Katina Waidele, M.A.
Katina Waidele is a doctoral candidate and research assistant since October 2025. Her doctoral project focuses on cultural notions and interpretations of climate-related changes in the non-human world. She is particularly interested in the way people relate to landscapes that are transforming significantly due to global warming.
She studied Social Anthropology in Göttingen and completed her studies in 2023 with a thesis on survival formats on YouTube.

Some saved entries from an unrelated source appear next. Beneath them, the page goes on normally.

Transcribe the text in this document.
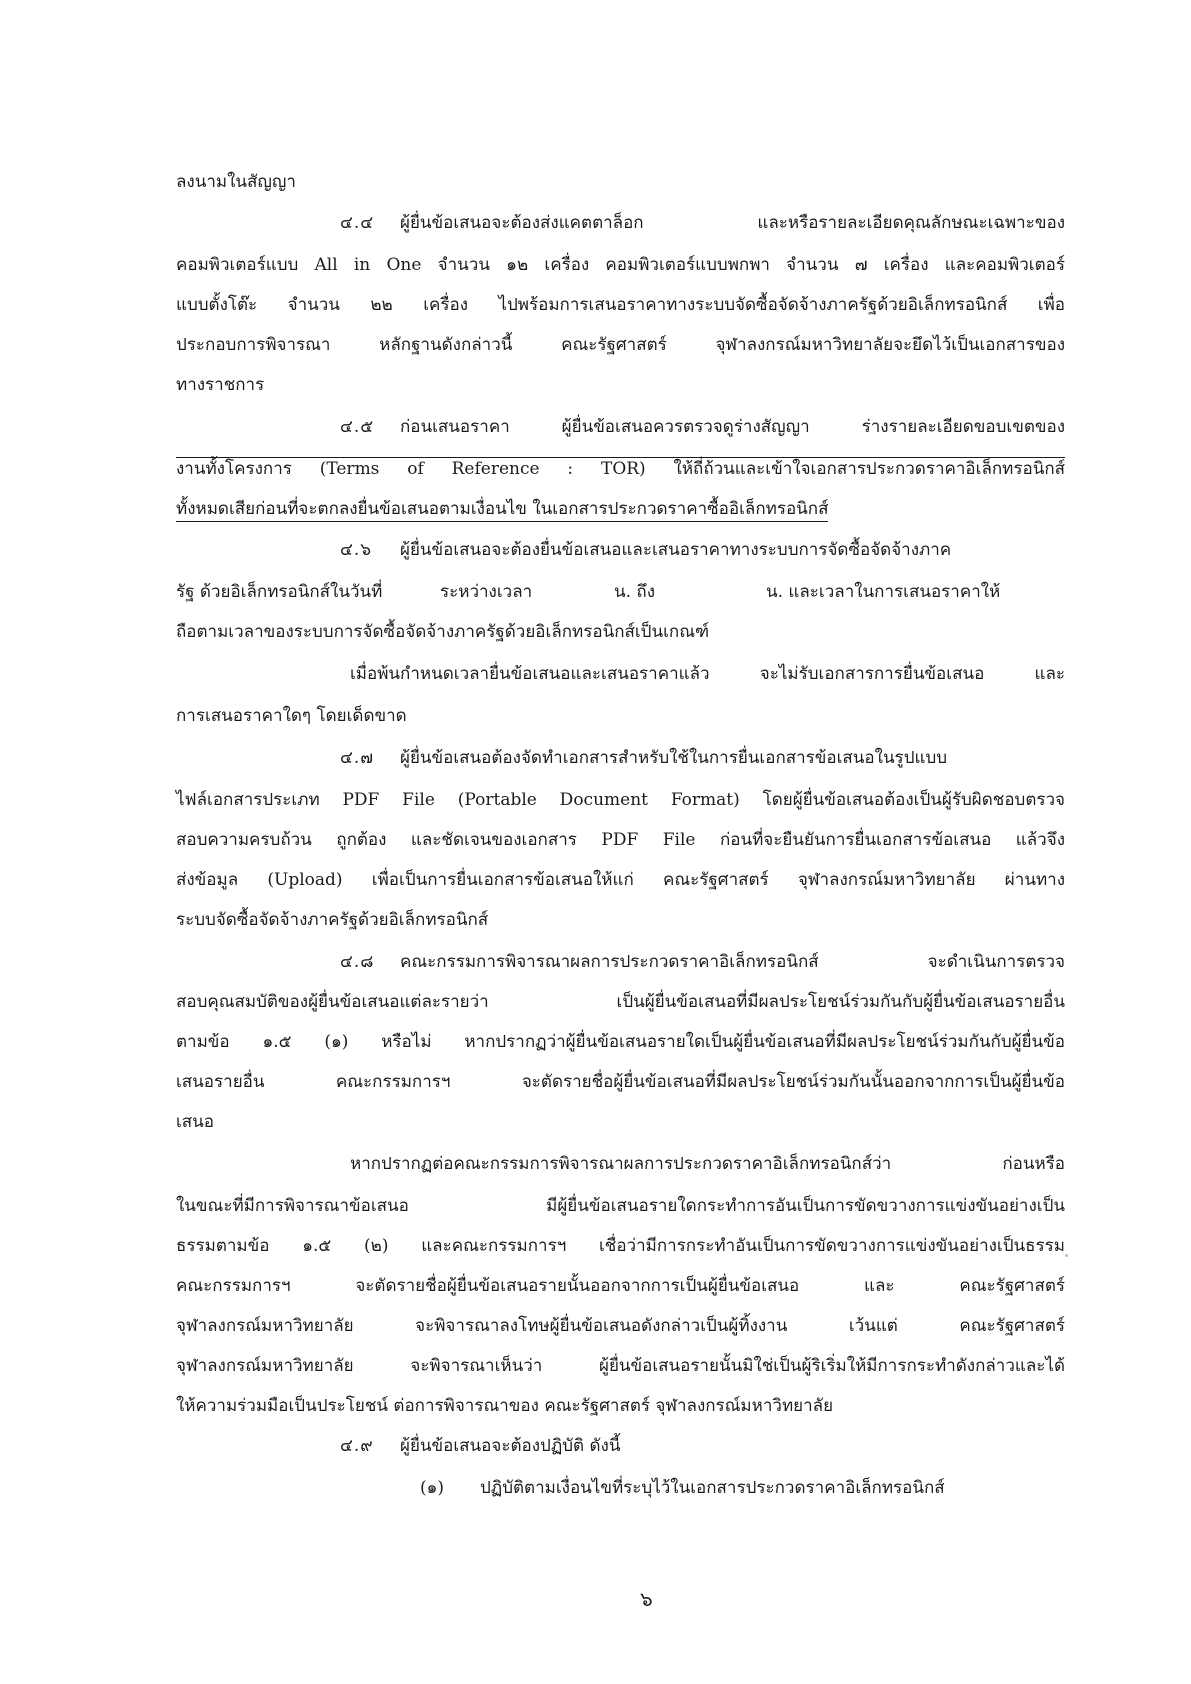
ลงนามในสัญญา
๔.๔ ผู้ยื่นข้อเสนอจะต้องส่งแคตตาล็อก และหรือรายละเอียดคุณลักษณะเฉพาะของ
คอมพิวเตอร์แบบ All in One จำนวน ๑๒ เครื่อง คอมพิวเตอร์แบบพกพา จำนวน ๗ เครื่อง และคอมพิวเตอร์
แบบตั้งโต๊ะ จำนวน ๒๒ เครื่อง ไปพร้อมการเสนอราคาทางระบบจัดซื้อจัดจ้างภาครัฐด้วยอิเล็กทรอนิกส์ เพื่อ
ประกอบการพิจารณา หลักฐานดังกล่าวนี้ คณะรัฐศาสตร์ จุฬาลงกรณ์มหาวิทยาลัยจะยึดไว้เป็นเอกสารของ
ทางราชการ
๔.๕ ก่อนเสนอราคา ผู้ยื่นข้อเสนอควรตรวจดูร่างสัญญา ร่างรายละเอียดขอบเขตของ
งานทั้งโครงการ (Terms of Reference : TOR) ให้ถี่ถ้วนและเข้าใจเอกสารประกวดราคาอิเล็กทรอนิกส์
ทั้งหมดเสียก่อนที่จะตกลงยื่นข้อเสนอตามเงื่อนไข ในเอกสารประกวดราคาซื้ออิเล็กทรอนิกส์
๔.๖ ผู้ยื่นข้อเสนอจะต้องยื่นข้อเสนอและเสนอราคาทางระบบการจัดซื้อจัดจ้างภาค
รัฐ ด้วยอิเล็กทรอนิกส์ในวันที่	ระหว่างเวลา	น. ถึง	น. และเวลาในการเสนอราคาให้
ถือตามเวลาของระบบการจัดซื้อจัดจ้างภาครัฐด้วยอิเล็กทรอนิกส์เป็นเกณฑ์
เมื่อพ้นกำหนดเวลายื่นข้อเสนอและเสนอราคาแล้ว จะไม่รับเอกสารการยื่นข้อเสนอ และ
การเสนอราคาใดๆ โดยเด็ดขาด
๔.๗ ผู้ยื่นข้อเสนอต้องจัดทำเอกสารสำหรับใช้ในการยื่นเอกสารข้อเสนอในรูปแบบ
ไฟล์เอกสารประเภท PDF File (Portable Document Format) โดยผู้ยื่นข้อเสนอต้องเป็นผู้รับผิดชอบตรวจ
สอบความครบถ้วน ถูกต้อง และชัดเจนของเอกสาร PDF File ก่อนที่จะยืนยันการยื่นเอกสารข้อเสนอ แล้วจึง
ส่งข้อมูล (Upload) เพื่อเป็นการยื่นเอกสารข้อเสนอให้แก่ คณะรัฐศาสตร์ จุฬาลงกรณ์มหาวิทยาลัย ผ่านทาง
ระบบจัดซื้อจัดจ้างภาครัฐด้วยอิเล็กทรอนิกส์
๔.๘ คณะกรรมการพิจารณาผลการประกวดราคาอิเล็กทรอนิกส์ จะดำเนินการตรวจ
สอบคุณสมบัติของผู้ยื่นข้อเสนอแต่ละรายว่า เป็นผู้ยื่นข้อเสนอที่มีผลประโยชน์ร่วมกันกับผู้ยื่นข้อเสนอรายอื่น
ตามข้อ ๑.๕ (๑) หรือไม่ หากปรากฏว่าผู้ยื่นข้อเสนอรายใดเป็นผู้ยื่นข้อเสนอที่มีผลประโยชน์ร่วมกันกับผู้ยื่นข้อ
เสนอรายอื่น คณะกรรมการฯ จะตัดรายชื่อผู้ยื่นข้อเสนอที่มีผลประโยชน์ร่วมกันนั้นออกจากการเป็นผู้ยื่นข้อ
เสนอ
หากปรากฏต่อคณะกรรมการพิจารณาผลการประกวดราคาอิเล็กทรอนิกส์ว่า ก่อนหรือ
ในขณะที่มีการพิจารณาข้อเสนอ มีผู้ยื่นข้อเสนอรายใดกระทำการอันเป็นการขัดขวางการแข่งขันอย่างเป็น
ธรรมตามข้อ ๑.๕ (๒) และคณะกรรมการฯ เชื่อว่ามีการกระทำอันเป็นการขัดขวางการแข่งขันอย่างเป็นธรรม
คณะกรรมการฯ จะตัดรายชื่อผู้ยื่นข้อเสนอรายนั้นออกจากการเป็นผู้ยื่นข้อเสนอ และ คณะรัฐศาสตร์
จุฬาลงกรณ์มหาวิทยาลัย จะพิจารณาลงโทษผู้ยื่นข้อเสนอดังกล่าวเป็นผู้ทิ้งงาน เว้นแต่ คณะรัฐศาสตร์
จุฬาลงกรณ์มหาวิทยาลัย จะพิจารณาเห็นว่า ผู้ยื่นข้อเสนอรายนั้นมิใช่เป็นผู้ริเริ่มให้มีการกระทำดังกล่าวและได้
ให้ความร่วมมือเป็นประโยชน์ ต่อการพิจารณาของ คณะรัฐศาสตร์ จุฬาลงกรณ์มหาวิทยาลัย
๔.๙ ผู้ยื่นข้อเสนอจะต้องปฏิบัติ ดังนี้
(๑) ปฏิบัติตามเงื่อนไขที่ระบุไว้ในเอกสารประกวดราคาอิเล็กทรอนิกส์
๖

In her thesis, she examined how specific ideas about the self, the body, and nature are negotiated in contemporary pop culture and how these ideas are related to cultural specific notions of an apocalyptic future.
Since 2023, she has been studying Creative Writing at Literaturinstitut in Hildesheim, where she is working on a creative writing project based on her doctoral thesis that deals with individual experiences of loss resulting from climate change.
Human-induced climate change is now widely recognized as a scientific fact. This results in collective experiences of loss (e.g., loss of habitable land, loss of positive expectations for the future, loss of an anchorage in the natural environment, that is perceived as relatively secure). Such experiences of loss give rise to a variety of cultural practices that individuals and social groups adopt in order to cope with the reality of climate change. The natural environment, as an active trigger of these already felt or anticipated losses, is placed in a specific relationship to the human world and thus forms the cultural-specific background for many loss practices. One of these loss practices is “escapism” or „the flight from reality“ within the planetary system and the construction of alternative counterworlds that offer refuge and protection. Phenomenological approaches will be used to better understand such tendencies.